Glossary of Musical Terms
Our glossary of musical terms lets you look up any musical term unfamiliar to you, and comes to us courtesy of our good friends at Naxos.
Kapelle
Chapel (= German: Kapelle; Italian: cappella; French: chapelle) is a musical establishment, generally of a king, prince or other ruler.
Kapellmeister
The Kapellmeister is the director of music (= Italian: maestro di cappella; French: maƮtre de chapelle) of a musical establishment, either of a king or prince, or of an opera-house or municipality. The term Kapellmeistermusik has a pejorative implication, suggesting music that is correct but uninspired, a criticism widely if inaccurately applied to a number of 19th century composers now subject to re-evaluation.
Key
Keys on a musical instrument are the levers which when depressed produce a particular pitch of note. The word may be applied to keyboard instruments such as the piano, the organ and the harpsichord, or to the metal keys on woodwind instruments such as the flute, oboe, clarinet and bassoon.

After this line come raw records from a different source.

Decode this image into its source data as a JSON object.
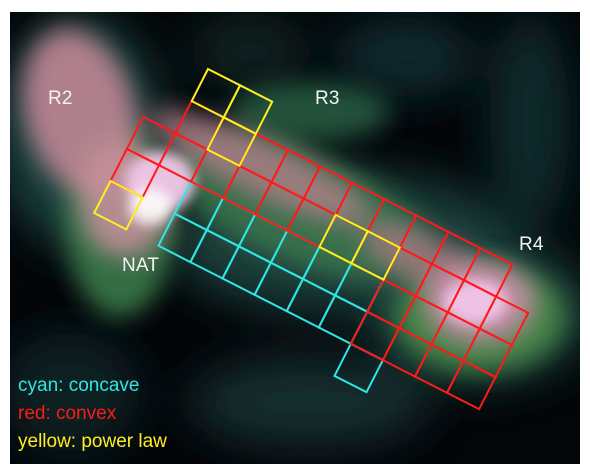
{
  "regions": {
    "r2": "R2",
    "r3": "R3",
    "r4": "R4",
    "nat": "NAT"
  },
  "legend": [
    {
      "text": "cyan: concave",
      "color": "#2ee6e6"
    },
    {
      "text": "red: convex",
      "color": "#ff1a1a"
    },
    {
      "text": "yellow: power law",
      "color": "#ffee22"
    }
  ],
  "grid_colors": {
    "cyan": "#2ee6e6",
    "red": "#ff1a1a",
    "yellow": "#ffee22"
  }
}
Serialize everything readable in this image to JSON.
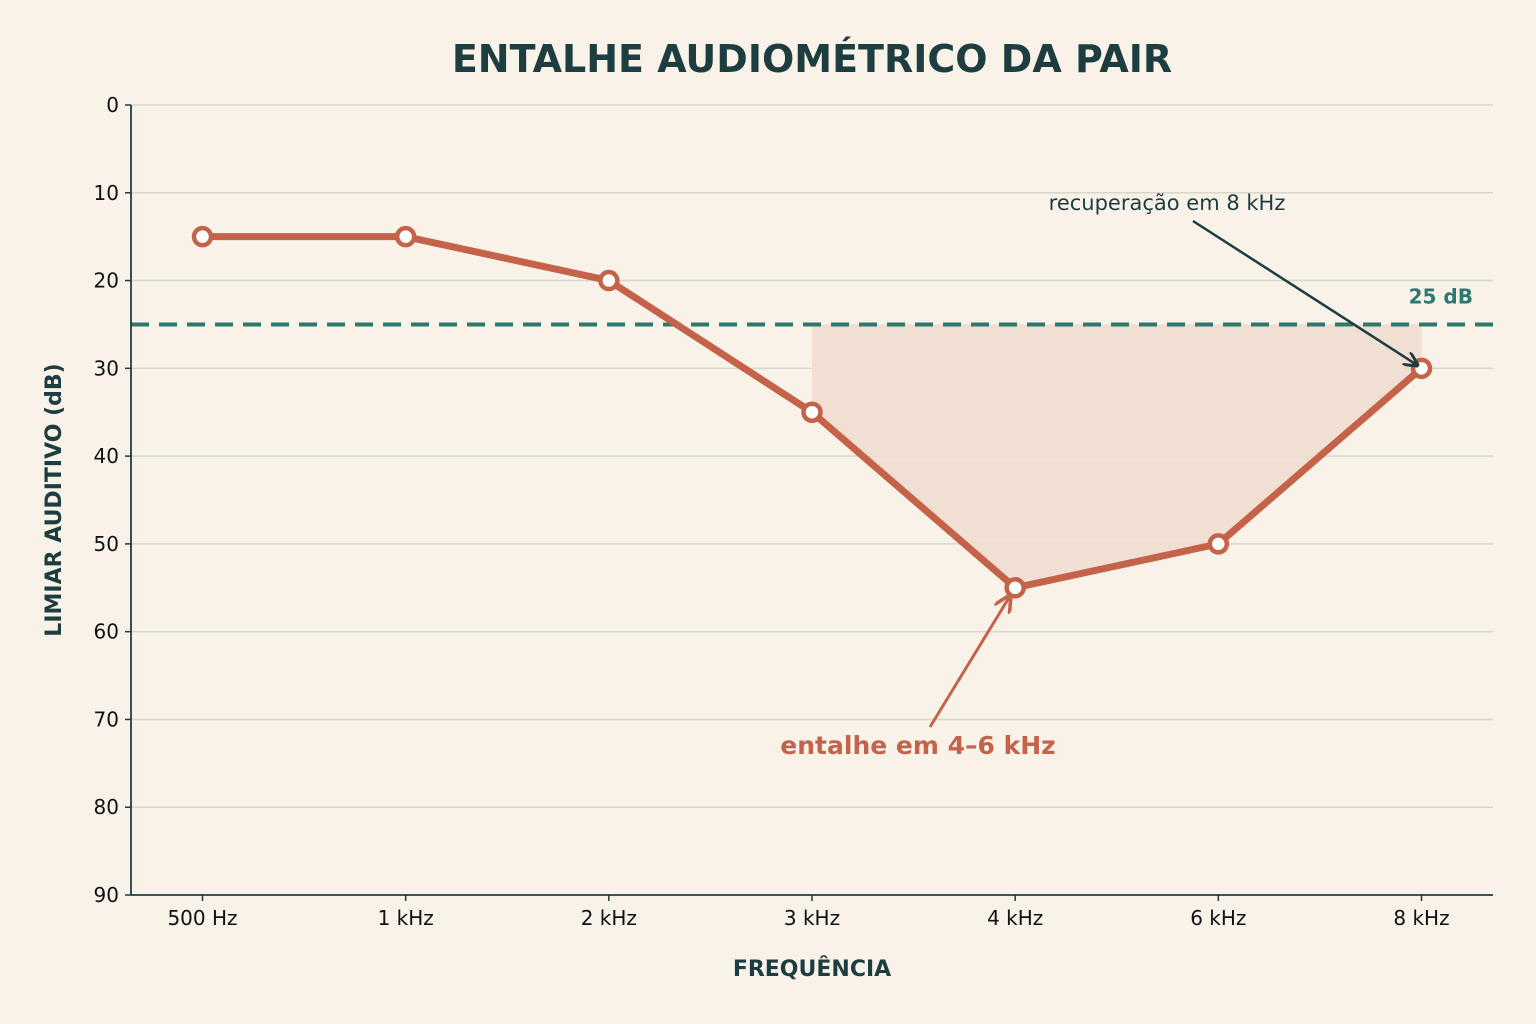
{
  "chart_data": {
    "type": "line",
    "title": "ENTALHE AUDIOMÉTRICO DA PAIR",
    "xlabel": "FREQUÊNCIA",
    "ylabel": "LIMIAR AUDITIVO (dB)",
    "categories": [
      "500 Hz",
      "1 kHz",
      "2 kHz",
      "3 kHz",
      "4 kHz",
      "6 kHz",
      "8 kHz"
    ],
    "series": [
      {
        "values": [
          15,
          15,
          20,
          35,
          55,
          50,
          30
        ]
      }
    ],
    "ylim": [
      0,
      90
    ],
    "y_inverted": true,
    "yticks": [
      0,
      10,
      20,
      30,
      40,
      50,
      60,
      70,
      80,
      90
    ],
    "grid": "horizontal",
    "reference_line": {
      "value": 25,
      "label": "25 dB",
      "style": "dashed"
    },
    "shaded_region": {
      "from_category": "3 kHz",
      "to_category": "8 kHz",
      "upper": 25
    },
    "annotations": [
      {
        "text": "recuperação em 8 kHz",
        "target_category": "8 kHz",
        "target_value": 30
      },
      {
        "text": "entalhe em 4–6 kHz",
        "target_category": "4 kHz",
        "target_value": 55
      }
    ]
  },
  "colors": {
    "background": "#f8f2e8",
    "line": "#c4634a",
    "reference": "#2e7872",
    "text": "#1d3d40",
    "grid": "#d9d6cc",
    "shade": "#f0ddd1"
  }
}
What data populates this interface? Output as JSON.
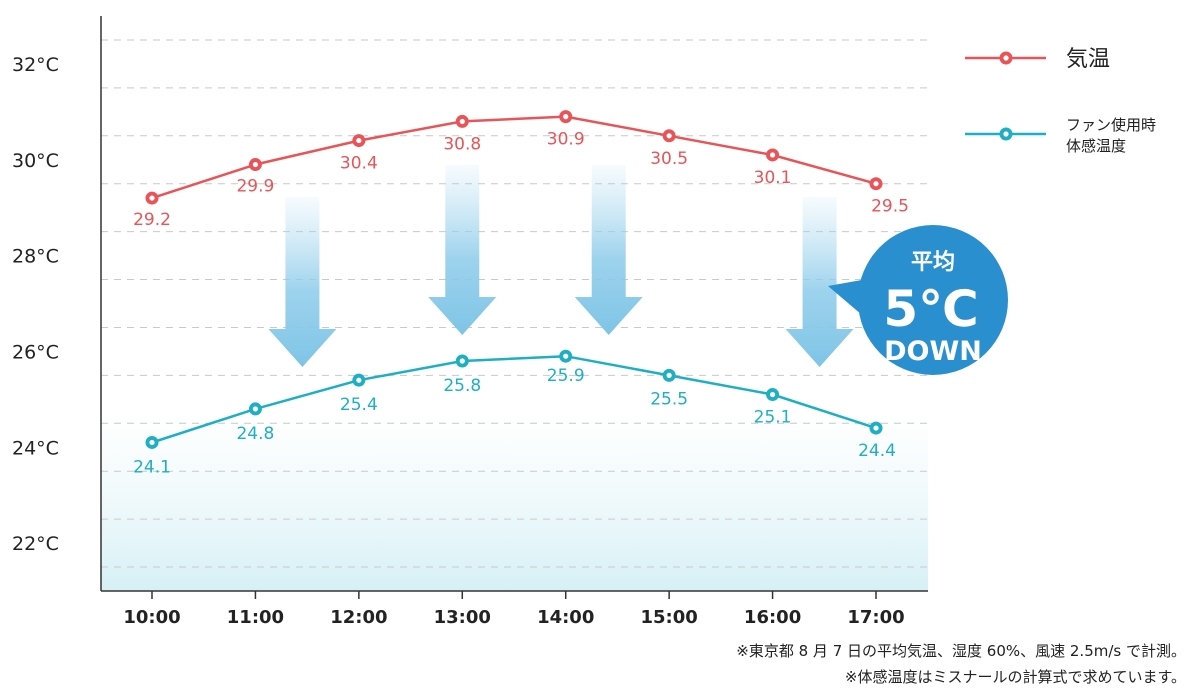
{
  "chart_data": {
    "type": "line",
    "categories": [
      "10:00",
      "11:00",
      "12:00",
      "13:00",
      "14:00",
      "15:00",
      "16:00",
      "17:00"
    ],
    "ylim": [
      21,
      33
    ],
    "yticks": [
      "22°C",
      "24°C",
      "26°C",
      "28°C",
      "30°C",
      "32°C"
    ],
    "ytick_values": [
      22,
      24,
      26,
      28,
      30,
      32
    ],
    "grid": true,
    "series": [
      {
        "name": "気温",
        "color": "#e85457",
        "values": [
          29.2,
          29.9,
          30.4,
          30.8,
          30.9,
          30.5,
          30.1,
          29.5
        ],
        "labels": [
          "29.2",
          "29.9",
          "30.4",
          "30.8",
          "30.9",
          "30.5",
          "30.1",
          "29.5"
        ]
      },
      {
        "name": "ファン使用時体感温度",
        "name_lines": [
          "ファン使用時",
          "体感温度"
        ],
        "color": "#1fafc3",
        "values": [
          24.1,
          24.8,
          25.4,
          25.8,
          25.9,
          25.5,
          25.1,
          24.4
        ],
        "labels": [
          "24.1",
          "24.8",
          "25.4",
          "25.8",
          "25.9",
          "25.5",
          "25.1",
          "24.4"
        ]
      }
    ],
    "legend_position": "right",
    "annotation": {
      "line1": "平均",
      "line2": "5℃",
      "line3": "DOWN",
      "color": "#2a8fcf"
    },
    "arrow_color": "#7ec4e6"
  },
  "notes": {
    "line1": "※東京都 8 月 7 日の平均気温、湿度 60%、風速 2.5m/s で計測。",
    "line2": "※体感温度はミスナールの計算式で求めています。"
  }
}
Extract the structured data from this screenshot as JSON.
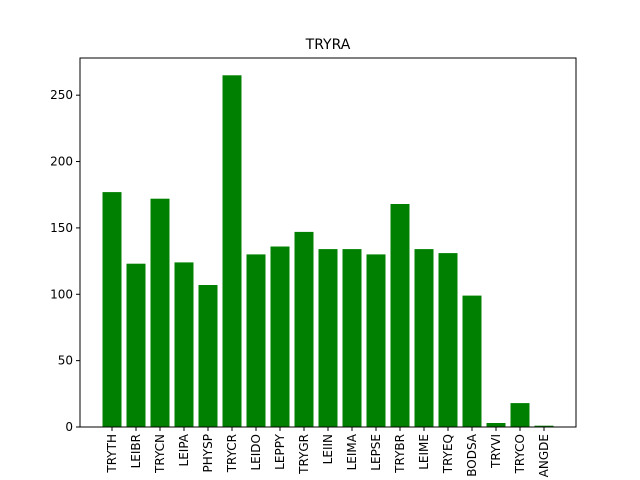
{
  "chart_data": {
    "type": "bar",
    "title": "TRYRA",
    "xlabel": "",
    "ylabel": "",
    "categories": [
      "TRYTH",
      "LEIBR",
      "TRYCN",
      "LEIPA",
      "PHYSP",
      "TRYCR",
      "LEIDO",
      "LEPPY",
      "TRYGR",
      "LEIIN",
      "LEIMA",
      "LEPSE",
      "TRYBR",
      "LEIME",
      "TRYEQ",
      "BODSA",
      "TRYVI",
      "TRYCO",
      "ANGDE"
    ],
    "values": [
      177,
      123,
      172,
      124,
      107,
      265,
      130,
      136,
      147,
      134,
      134,
      130,
      168,
      134,
      131,
      99,
      3,
      18,
      1
    ],
    "ylim": [
      0,
      278
    ],
    "yticks": [
      0,
      50,
      100,
      150,
      200,
      250
    ],
    "bar_color": "#008000",
    "grid": false,
    "legend": "none"
  }
}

The key in which a piece of music is written indicates the scale used and the key note or home note, on the chord of which it must end. Not all music is in a key, since attempts have been made in the 20th century to extend music beyond the supposed limitations of key or tonality. It is, in any case, only the very simplest music that remains in one key throughout. Contrast is usually sought by changes of key during a composition, which will end in the key in which it began, although mode may change from major to minor (that is, a symphony in C minor may end with a movement in C major, after intervening movements in other keys). The Fifth Symphony of Beethoven, for example, is in C minor and opens with a movement in that key, followed by a slow movement in A flat major, a C minor third movement with a Trio section in C major and a last movement in C major.
Key signature
The key signature is the sharps or flats, or absence of either, at the beginning of a piece of music, indicating the sharps, flats and naturals belonging to the key of the music. Since a major or minor scale, the two now in common use, has a fixed order of tones and semitones (whole steps and half steps), these can only be preserved when there is a change of key note by the addition of sharps or flats. In the major scale, for example, there are semitones or half steps between the third and fourth degrees and seventh and eighth degrees of the scale. In the scale of C major, played on the white notes of the piano, these semitones fall between E and F and between B and C, a fact apparent from the piano keyboard, where there is no black key between the notes that form these pairs. To keep the same pattern in the scale of G, the note F must be raised to F sharp, so that there is still a semitone between the seventh and eighth notes of the scale. Major key signatures can be calculated on the same system. Each key with an extra sharp starts on a key note a fifth higher, while the keys with flats are in a descending order of fifths. C major itself has no sharps or flats, G has one sharp, D two, A three, E four, B five, F sharp six and C sharp major seven, each new sharp the seventh note of the scale. Descending in fifths, F has one flat, B flat two flats, E flat, three, A flat four, D flat five, G flat six and C flat seven, each new flat the fourth note of the scale.
Konzertmeister
The leader of an orchestra (that is, the principal first violin) is known in German as a Konzertmeister and in the United States as a concertmaster, the latter term now finding more general favour in other English-speaking countries, apart from Great Britain, where the word leader is still preferred.